Le silence peut être intimidant, mais il est souvent le lieu où Dieu nous parle le plus profondément. Je conseille souvent aux débutants une structure très simple pour leur heure : un premier temps d’action de grâce, un temps d’écoute de la Parole, un temps de demande et d’intercession, puis un temps de pur silence. Cette trame rejoint d’ailleurs les grandes formes de la prière quotidienne chrétienne, dont l’adoration est comme le cœur silencieux. Mais il ne faut pas en faire une mécanique : la prière devant le Saint-Sacrement n’a pas besoin d’être compliquée ; elle peut être aussi simple qu’un acte de foi, d’espérance et d’amour. L’essentiel est de se laisser aimer par le Christ et de répondre à cet amour par notre présence attentive. Même les distractions, même l’aridité, n’empêchent pas l’adoration d’être féconde : ce qui compte, c’est la fidélité du cœur.
Question : Quel est le lien entre l’adoration et la messe ?
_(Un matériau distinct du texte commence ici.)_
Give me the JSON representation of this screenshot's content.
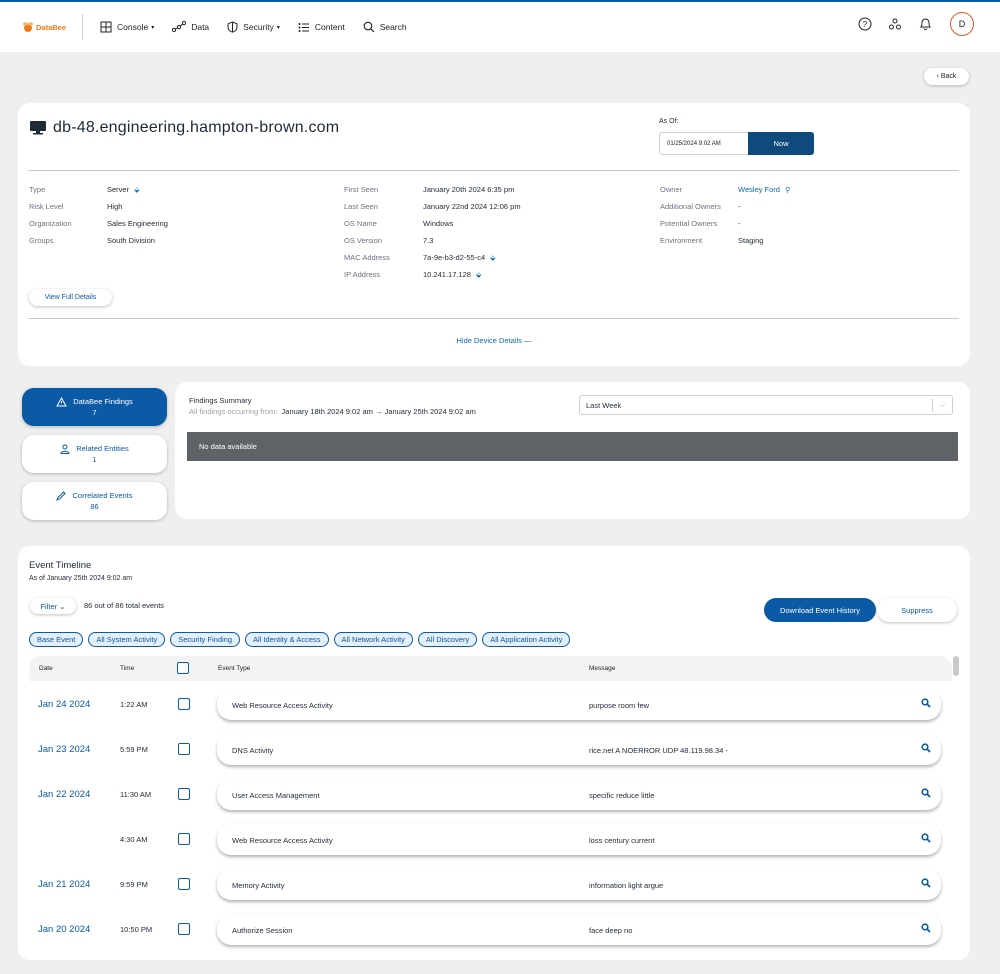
{
  "brand": {
    "name": "DataBee",
    "accent": "#0a5aa5",
    "logo_color": "#f07a1d"
  },
  "nav": {
    "items": [
      {
        "label": "Console",
        "icon": "grid-icon",
        "caret": "▾"
      },
      {
        "label": "Data",
        "icon": "nodes-icon",
        "caret": ""
      },
      {
        "label": "Security",
        "icon": "shield-icon",
        "caret": "▾"
      },
      {
        "label": "Content",
        "icon": "list-icon",
        "caret": ""
      },
      {
        "label": "Search",
        "icon": "search-icon",
        "caret": ""
      }
    ],
    "avatar_initial": "D"
  },
  "back_label": "‹ Back",
  "device": {
    "title": "db-48.engineering.hampton-brown.com",
    "as_of_label": "As Of:",
    "as_of_value": "01/25/2024 9:02 AM",
    "now_label": "Now",
    "col1": [
      {
        "label": "Type",
        "value": "Server"
      },
      {
        "label": "Risk Level",
        "value": "High"
      },
      {
        "label": "Organization",
        "value": "Sales Engineering"
      },
      {
        "label": "Groups",
        "value": "South Division"
      }
    ],
    "col2": [
      {
        "label": "First Seen",
        "value": "January 20th 2024 6:35 pm"
      },
      {
        "label": "Last Seen",
        "value": "January 22nd 2024 12:06 pm"
      },
      {
        "label": "OS Name",
        "value": "Windows"
      },
      {
        "label": "OS Version",
        "value": "7.3"
      },
      {
        "label": "MAC Address",
        "value": "7a-9e-b3-d2-55-c4"
      },
      {
        "label": "IP Address",
        "value": "10.241.17.128"
      }
    ],
    "col3": [
      {
        "label": "Owner",
        "value": "Wesley Ford"
      },
      {
        "label": "Additional Owners",
        "value": "-"
      },
      {
        "label": "Potential Owners",
        "value": "-"
      },
      {
        "label": "Environment",
        "value": "Staging"
      }
    ],
    "view_full_label": "View Full Details",
    "hide_label": "Hide Device Details —"
  },
  "side": {
    "findings": {
      "label": "DataBee Findings",
      "count": "7"
    },
    "related": {
      "label": "Related Entities",
      "count": "1"
    },
    "correlated": {
      "label": "Correlated Events",
      "count": "86"
    }
  },
  "findings": {
    "title": "Findings Summary",
    "sub_prefix": "All findings occurring from:",
    "range": "January 18th 2024 9:02 am → January 25th 2024 9:02 am",
    "select_value": "Last Week",
    "no_data": "No data available"
  },
  "timeline": {
    "title": "Event Timeline",
    "sub": "As of January 25th 2024 9:02 am",
    "filter_label": "Filter ⌄",
    "count_text": "86 out of 86 total events",
    "download_label": "Download Event History",
    "suppress_label": "Suppress",
    "chips": [
      "Base Event",
      "All System Activity",
      "Security Finding",
      "All Identity & Access",
      "All Network Activity",
      "All Discovery",
      "All Application Activity"
    ],
    "headers": {
      "date": "Date",
      "time": "Time",
      "event_type": "Event Type",
      "message": "Message"
    },
    "rows": [
      {
        "date": "Jan 24 2024",
        "time": "1:22 AM",
        "event_type": "Web Resource Access Activity",
        "message": "purpose room few"
      },
      {
        "date": "Jan 23 2024",
        "time": "5:59 PM",
        "event_type": "DNS Activity",
        "message": "rice.net A NOERROR UDP 48.119.98.34 -"
      },
      {
        "date": "Jan 22 2024",
        "time": "11:30 AM",
        "event_type": "User Access Management",
        "message": "specific reduce little"
      },
      {
        "date": "",
        "time": "4:30 AM",
        "event_type": "Web Resource Access Activity",
        "message": "loss century current"
      },
      {
        "date": "Jan 21 2024",
        "time": "9:59 PM",
        "event_type": "Memory Activity",
        "message": "information light argue"
      },
      {
        "date": "Jan 20 2024",
        "time": "10:50 PM",
        "event_type": "Authorize Session",
        "message": "face deep no"
      }
    ]
  }
}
Père Augustin Lemoine : L’adoration eucharistique prolonge et approfondit le mystère vécu à la messe. La messe est le sommet et la source de la vie chrétienne, où le sacrifice du Christ sur la croix est rendu présent et où nous recevons le Corps et le Sang du Seigneur. L’adoration nous permet de rester en présence de ce mystère, de le méditer et de l’intégrer plus profondément dans notre vie. Elle est une manière de rendre grâce pour le don de l’Eucharistie et de nous préparer à mieux vivre la communion sacramentelle.
Il faut bien comprendre que l’adoration ne s’ajoute pas à la messe comme une dévotion concurrente : elle en découle et y ramène. On adore celui qu’on a reçu, et on désire mieux le recevoir ensuite. Comme le disait saint Jean-Paul II, l’adoration eucharistique prolonge et intensifie ce que nous avons vécu dans la célébration. Sans la messe, l’adoration n’aurait pas d’objet ; sans des temps d’adoration, la messe risque d’être vécue trop vite, sans le recueillement qu’elle mérite. Les deux respirent ensemble : la messe est l’acte, l’adoration en est la contemplation prolongée. C’est un temps de rencontre personnelle qui nous fortifie pour notre mission dans le monde, et nous renvoie vers nos frères le cœur transformé.
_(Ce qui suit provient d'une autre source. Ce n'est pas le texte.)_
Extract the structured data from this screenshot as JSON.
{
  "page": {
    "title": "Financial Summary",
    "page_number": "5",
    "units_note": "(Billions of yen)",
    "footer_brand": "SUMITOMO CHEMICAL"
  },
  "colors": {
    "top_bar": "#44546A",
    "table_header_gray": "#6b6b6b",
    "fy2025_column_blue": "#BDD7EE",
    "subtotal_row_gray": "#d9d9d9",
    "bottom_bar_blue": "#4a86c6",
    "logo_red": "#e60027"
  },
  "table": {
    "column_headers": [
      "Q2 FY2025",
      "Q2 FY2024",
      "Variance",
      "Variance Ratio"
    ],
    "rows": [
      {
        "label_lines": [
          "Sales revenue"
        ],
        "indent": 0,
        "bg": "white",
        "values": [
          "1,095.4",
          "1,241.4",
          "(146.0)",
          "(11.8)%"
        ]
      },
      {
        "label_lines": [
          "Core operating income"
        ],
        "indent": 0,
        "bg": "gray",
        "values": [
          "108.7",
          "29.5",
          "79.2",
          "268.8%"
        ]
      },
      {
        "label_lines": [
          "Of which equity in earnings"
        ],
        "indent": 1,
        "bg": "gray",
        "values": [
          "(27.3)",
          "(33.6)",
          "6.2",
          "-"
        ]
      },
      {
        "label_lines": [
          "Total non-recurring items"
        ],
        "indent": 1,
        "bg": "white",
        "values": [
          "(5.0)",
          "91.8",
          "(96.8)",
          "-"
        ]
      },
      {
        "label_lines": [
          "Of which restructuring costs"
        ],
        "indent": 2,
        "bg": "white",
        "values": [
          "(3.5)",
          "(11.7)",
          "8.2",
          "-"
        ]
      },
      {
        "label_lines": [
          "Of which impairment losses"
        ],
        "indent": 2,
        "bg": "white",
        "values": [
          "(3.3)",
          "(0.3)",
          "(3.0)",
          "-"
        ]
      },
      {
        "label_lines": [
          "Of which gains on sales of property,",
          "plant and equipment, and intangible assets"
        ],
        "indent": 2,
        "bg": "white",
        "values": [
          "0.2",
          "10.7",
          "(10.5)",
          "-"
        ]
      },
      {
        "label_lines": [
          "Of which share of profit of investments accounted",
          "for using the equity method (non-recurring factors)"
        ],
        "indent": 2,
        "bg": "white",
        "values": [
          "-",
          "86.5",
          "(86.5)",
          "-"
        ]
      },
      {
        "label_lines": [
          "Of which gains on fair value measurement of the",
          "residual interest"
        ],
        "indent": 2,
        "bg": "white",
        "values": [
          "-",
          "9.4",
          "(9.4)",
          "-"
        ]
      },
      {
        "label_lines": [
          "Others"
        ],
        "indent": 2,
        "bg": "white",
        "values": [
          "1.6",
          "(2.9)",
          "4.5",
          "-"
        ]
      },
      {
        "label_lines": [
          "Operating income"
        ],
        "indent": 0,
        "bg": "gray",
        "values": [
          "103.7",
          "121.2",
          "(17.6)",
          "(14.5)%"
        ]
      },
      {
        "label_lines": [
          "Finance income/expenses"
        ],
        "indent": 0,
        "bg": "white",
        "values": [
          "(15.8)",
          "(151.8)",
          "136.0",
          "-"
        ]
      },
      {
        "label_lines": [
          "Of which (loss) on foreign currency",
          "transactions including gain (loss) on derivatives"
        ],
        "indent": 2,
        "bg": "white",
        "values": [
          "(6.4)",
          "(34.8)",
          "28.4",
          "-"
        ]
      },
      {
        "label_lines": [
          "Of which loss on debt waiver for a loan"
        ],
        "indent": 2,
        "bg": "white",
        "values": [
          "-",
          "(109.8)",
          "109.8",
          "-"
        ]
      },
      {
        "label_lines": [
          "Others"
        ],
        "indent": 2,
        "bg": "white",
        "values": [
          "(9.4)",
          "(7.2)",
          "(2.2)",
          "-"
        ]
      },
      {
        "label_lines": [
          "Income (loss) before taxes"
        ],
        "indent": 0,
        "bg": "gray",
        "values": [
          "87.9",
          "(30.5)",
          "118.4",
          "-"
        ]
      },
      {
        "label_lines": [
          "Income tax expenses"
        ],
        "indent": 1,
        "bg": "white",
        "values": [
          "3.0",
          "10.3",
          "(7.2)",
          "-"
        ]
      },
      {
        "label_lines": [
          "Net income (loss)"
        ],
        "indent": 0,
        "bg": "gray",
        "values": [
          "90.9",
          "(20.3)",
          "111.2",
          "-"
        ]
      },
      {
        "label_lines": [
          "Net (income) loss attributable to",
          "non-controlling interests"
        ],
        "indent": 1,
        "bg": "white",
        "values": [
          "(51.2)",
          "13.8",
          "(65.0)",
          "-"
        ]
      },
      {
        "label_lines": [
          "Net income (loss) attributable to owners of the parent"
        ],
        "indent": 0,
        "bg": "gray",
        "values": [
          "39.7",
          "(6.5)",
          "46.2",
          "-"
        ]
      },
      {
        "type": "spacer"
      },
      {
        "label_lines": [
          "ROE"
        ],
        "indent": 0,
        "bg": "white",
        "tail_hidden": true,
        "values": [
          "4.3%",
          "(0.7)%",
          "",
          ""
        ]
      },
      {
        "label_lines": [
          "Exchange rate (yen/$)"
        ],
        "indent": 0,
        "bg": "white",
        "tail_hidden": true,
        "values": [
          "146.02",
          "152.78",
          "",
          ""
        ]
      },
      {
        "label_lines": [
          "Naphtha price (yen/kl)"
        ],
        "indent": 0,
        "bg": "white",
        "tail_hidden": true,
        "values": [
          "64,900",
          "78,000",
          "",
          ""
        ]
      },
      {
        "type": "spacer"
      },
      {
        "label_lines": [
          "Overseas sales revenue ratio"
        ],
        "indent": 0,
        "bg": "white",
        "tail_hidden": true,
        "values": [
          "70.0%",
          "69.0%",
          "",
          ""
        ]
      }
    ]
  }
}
Question : L’adoration est-elle réservée aux croyants fervents ?
Père Augustin Lemoine : L’adoration eucharistique n’est pas réservée aux croyants fervents, bien au contraire. Elle est une invitation ouverte à tous ceux qui cherchent à rencontrer le Christ, quel que soit leur chemin spirituel. C’est un espace de rencontre profonde avec Dieu qui accueille chacun, dans sa diversité et ses questionnements. Bien sûr, ceux qui vivent une foi fervente y trouveront une source de renouvellement et de force. Mais pour ceux qui doutent ou qui sont en recherche, l’adoration peut être un lieu de paix et de découverte.
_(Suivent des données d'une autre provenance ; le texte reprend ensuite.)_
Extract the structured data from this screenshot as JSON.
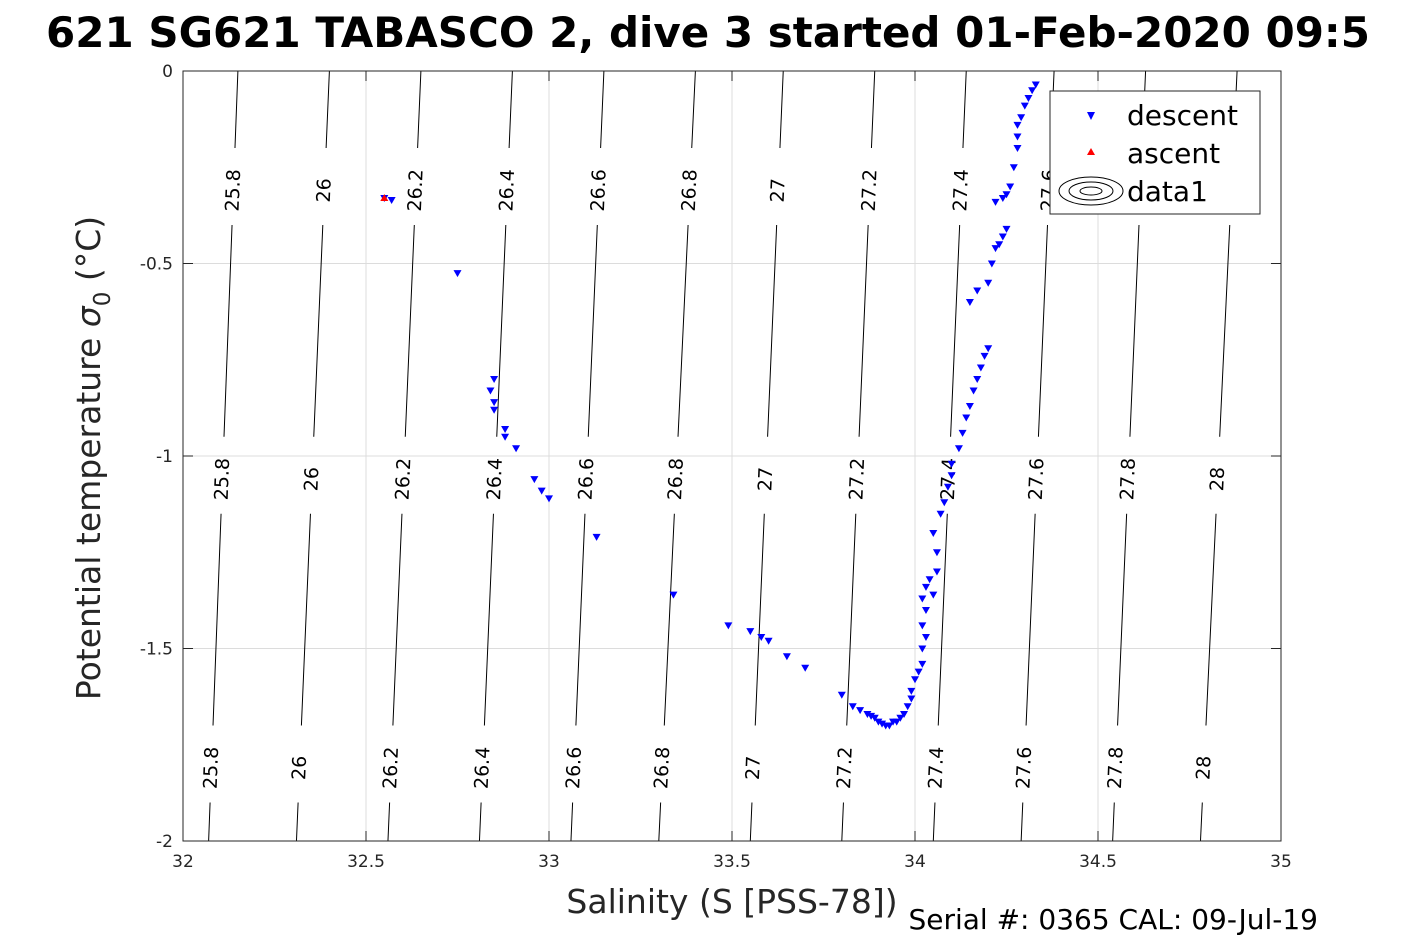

J’ai vu tant de personnes franchir le seuil de la chapelle par simple curiosité, ou poussées par une épreuve, et y trouver un apaisement qu’elles ne savaient pas nommer. Le simple fait de s’asseoir en silence devant le Saint-Sacrement peut ouvrir le cœur à de nouvelles perspectives et à une expérience tangible de l’amour de Dieu. On n’a pas besoin d’être saint pour adorer ; on adore précisément pour le devenir un peu plus. L’adoration est une école de prière et de silence, où chacun est invité à se laisser transformer par la présence du Christ, à son rythme, sans jugement. C’est sans doute pour cela qu’elle attire tant : devant l’hostie, personne n’est jugé, tous sont attendus.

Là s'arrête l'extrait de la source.